Moskau. Millionen Russen haben bei den Wahlen in den Regionen und Städten ihrem Ärger über steigende Preise, geringe Löhne und die hohe Arbeitslosigkeit Luft gemacht. Zum Teil musste die von Ministerpräsident Wladimir Putin geführte Partei Geeintes Russland heftige Einbußen hinnehmen, auch wenn sie am Ende die Macht fast überall behielt. Überraschend kam der Denkzettel nicht. Immerhin hatten zuletzt viele Menschen landesweit bei Straßenprotesten Putin dafür kritisiert, in Krisenzeiten zu viel für das "Großkapital" und zu wenig für die "kleinen Leute" zu tun.
Dass die Wahlergebnisse vom Sonntag aber mitunter sogar unter 40 Prozent für Putins Partei lagen, verwunderte einige dann doch. Die Partei hatte sich ein Ziel von mindestens 50 Prozent der Stimmen gesteckt. Fünf Monate nach den schweren Fälschungsvorwürfen etwa bei der Moskauer Stadtratswahl schien ein Appell von Kremlchef Dmitri Medwedew für "saubere Wahlen" aus Sicht von Beobachtern zu fruchten. In der sibirischen Großstadt Irkutsk am Baikalsee musste der Kandidat der Putin-Partei dem Bewerber der Kommunisten, Viktor Kondraschow, Platz machen. "Der Präsident forderte, dass die Wahlen ehrlicher ablaufen müssen - sie sind jetzt ein bisschen ehrlicher geworden", sagte der Politologe Dmitri Oreschkin. Damit habe sich die Partei weitere Proteste erspart.
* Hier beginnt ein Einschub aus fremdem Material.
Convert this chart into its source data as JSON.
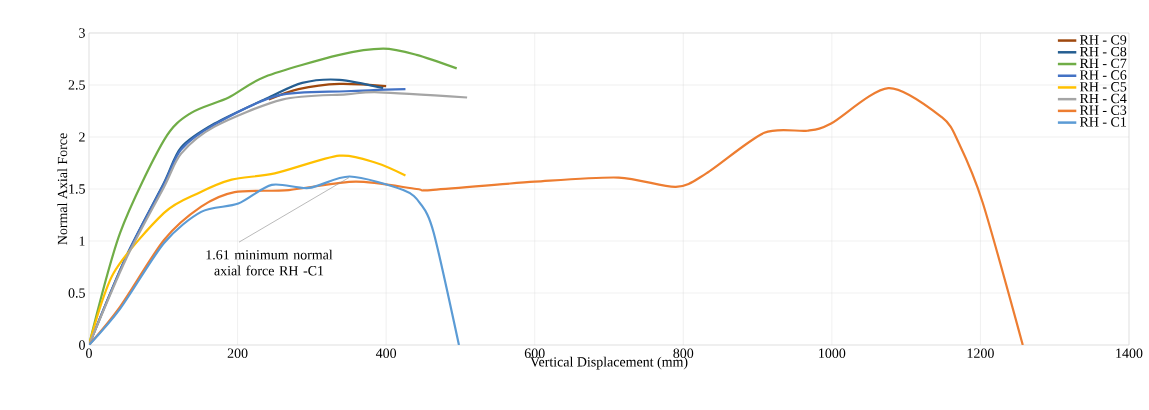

Kommunistenchef Gennadi Sjuganow lobte, dass die Abstimmung viel besser gelaufen sei als die Wahlen im Oktober. Neben den Kommunisten schafften auch die anderen kremlnahen Parteien Gerechtes Russland und die Liberaldemokratische Partei des Ultranationalisten Wladimir Schirinowski den Sprung in die örtlichen Gremien.
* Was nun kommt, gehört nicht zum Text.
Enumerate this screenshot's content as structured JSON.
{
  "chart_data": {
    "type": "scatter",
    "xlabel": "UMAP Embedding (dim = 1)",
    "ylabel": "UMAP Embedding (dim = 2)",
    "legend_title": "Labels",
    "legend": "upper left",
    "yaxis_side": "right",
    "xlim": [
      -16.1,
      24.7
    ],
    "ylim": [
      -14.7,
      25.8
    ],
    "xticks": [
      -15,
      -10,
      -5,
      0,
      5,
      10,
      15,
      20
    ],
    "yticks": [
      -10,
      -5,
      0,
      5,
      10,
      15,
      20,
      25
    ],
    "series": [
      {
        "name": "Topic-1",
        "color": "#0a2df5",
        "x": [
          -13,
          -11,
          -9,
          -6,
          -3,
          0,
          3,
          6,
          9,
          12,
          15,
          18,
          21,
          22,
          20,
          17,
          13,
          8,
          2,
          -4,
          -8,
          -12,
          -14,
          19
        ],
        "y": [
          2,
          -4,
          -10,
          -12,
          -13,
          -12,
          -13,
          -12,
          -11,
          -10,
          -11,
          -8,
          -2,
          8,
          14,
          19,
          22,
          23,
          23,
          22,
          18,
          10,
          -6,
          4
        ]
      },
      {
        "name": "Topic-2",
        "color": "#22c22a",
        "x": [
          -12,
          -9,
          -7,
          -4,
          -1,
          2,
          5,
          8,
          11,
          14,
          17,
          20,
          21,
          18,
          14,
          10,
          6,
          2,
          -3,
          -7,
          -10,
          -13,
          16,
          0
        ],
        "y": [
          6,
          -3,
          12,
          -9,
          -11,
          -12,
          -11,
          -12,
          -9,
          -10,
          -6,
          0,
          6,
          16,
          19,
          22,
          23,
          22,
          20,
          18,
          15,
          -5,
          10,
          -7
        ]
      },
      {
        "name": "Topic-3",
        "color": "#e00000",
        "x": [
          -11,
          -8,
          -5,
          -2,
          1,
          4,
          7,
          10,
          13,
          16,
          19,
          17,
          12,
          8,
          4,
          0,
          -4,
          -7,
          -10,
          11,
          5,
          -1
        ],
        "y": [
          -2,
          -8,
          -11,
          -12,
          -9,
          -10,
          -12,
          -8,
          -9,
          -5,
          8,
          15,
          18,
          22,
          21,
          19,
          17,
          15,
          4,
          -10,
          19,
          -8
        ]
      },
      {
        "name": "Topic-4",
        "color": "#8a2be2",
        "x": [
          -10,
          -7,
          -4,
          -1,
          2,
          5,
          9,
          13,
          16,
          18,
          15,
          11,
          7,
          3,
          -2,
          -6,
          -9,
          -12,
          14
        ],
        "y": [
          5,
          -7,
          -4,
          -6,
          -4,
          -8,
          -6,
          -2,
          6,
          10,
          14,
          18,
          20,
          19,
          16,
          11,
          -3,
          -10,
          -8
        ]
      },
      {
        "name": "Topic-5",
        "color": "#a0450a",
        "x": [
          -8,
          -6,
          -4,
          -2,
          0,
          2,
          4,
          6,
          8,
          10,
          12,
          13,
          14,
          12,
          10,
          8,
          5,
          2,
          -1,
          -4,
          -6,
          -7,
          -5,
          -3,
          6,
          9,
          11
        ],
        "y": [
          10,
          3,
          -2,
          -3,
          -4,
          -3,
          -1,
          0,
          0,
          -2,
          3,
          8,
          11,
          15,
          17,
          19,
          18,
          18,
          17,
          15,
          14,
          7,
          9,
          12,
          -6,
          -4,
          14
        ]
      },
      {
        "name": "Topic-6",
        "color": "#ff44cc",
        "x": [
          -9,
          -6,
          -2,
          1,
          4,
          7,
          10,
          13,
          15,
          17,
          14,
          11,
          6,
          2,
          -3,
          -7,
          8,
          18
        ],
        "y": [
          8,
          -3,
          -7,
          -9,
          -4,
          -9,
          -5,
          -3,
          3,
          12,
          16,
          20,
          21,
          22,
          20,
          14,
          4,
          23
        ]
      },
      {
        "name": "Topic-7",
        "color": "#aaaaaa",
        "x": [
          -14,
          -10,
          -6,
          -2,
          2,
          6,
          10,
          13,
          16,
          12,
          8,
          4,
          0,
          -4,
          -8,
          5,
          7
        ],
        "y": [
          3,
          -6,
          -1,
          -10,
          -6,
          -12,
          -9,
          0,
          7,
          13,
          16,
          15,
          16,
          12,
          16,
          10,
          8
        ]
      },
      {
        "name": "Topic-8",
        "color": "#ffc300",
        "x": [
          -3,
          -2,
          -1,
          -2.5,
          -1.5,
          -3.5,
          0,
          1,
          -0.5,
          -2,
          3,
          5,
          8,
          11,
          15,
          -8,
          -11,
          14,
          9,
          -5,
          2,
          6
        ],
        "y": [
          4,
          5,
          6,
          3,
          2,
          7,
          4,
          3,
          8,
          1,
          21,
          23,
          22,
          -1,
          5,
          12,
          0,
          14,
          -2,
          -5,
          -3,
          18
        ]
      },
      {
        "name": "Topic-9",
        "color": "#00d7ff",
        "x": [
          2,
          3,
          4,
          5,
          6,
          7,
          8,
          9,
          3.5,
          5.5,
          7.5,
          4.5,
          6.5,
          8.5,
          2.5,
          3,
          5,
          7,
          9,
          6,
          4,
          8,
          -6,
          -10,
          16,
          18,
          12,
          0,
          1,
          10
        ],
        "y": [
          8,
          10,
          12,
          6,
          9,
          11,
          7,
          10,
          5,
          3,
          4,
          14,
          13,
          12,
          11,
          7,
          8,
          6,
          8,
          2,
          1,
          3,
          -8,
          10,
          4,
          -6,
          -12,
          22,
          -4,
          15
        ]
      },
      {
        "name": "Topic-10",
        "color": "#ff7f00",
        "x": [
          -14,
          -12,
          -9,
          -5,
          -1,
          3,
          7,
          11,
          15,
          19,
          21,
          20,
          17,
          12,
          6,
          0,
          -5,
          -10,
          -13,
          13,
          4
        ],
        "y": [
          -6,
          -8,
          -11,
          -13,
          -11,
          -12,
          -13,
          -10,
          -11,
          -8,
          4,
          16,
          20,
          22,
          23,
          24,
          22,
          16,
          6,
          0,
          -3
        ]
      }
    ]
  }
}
In verschiedenen russischen Städten war es wegen gestiegener Lebenshaltungskosten, wachsender Arbeitslosigkeit sowie geringer Löhne und Renten zuletzt verstärkt zu Straßenprotesten gekommen. Kremlchef Dmitri Medwedew hatte daraufhin die Regierung angewiesen, die gestiegenen Preise etwa für Kommunaldienstleistungen auf den Prüfstand zu stellen. Putin hatte kurz vor der Wahl eine Rentenerhöhung angekündigt. Die Beteiligung bei den mehr als 6000 verschiedenen Wahlen lag nach offiziellen Angaben bei 42,6 Prozent. Unabhängige Kandidaten hatten eine systematische Ausgrenzung der Opposition und erhöhten Druck auf die Wähler beklagt.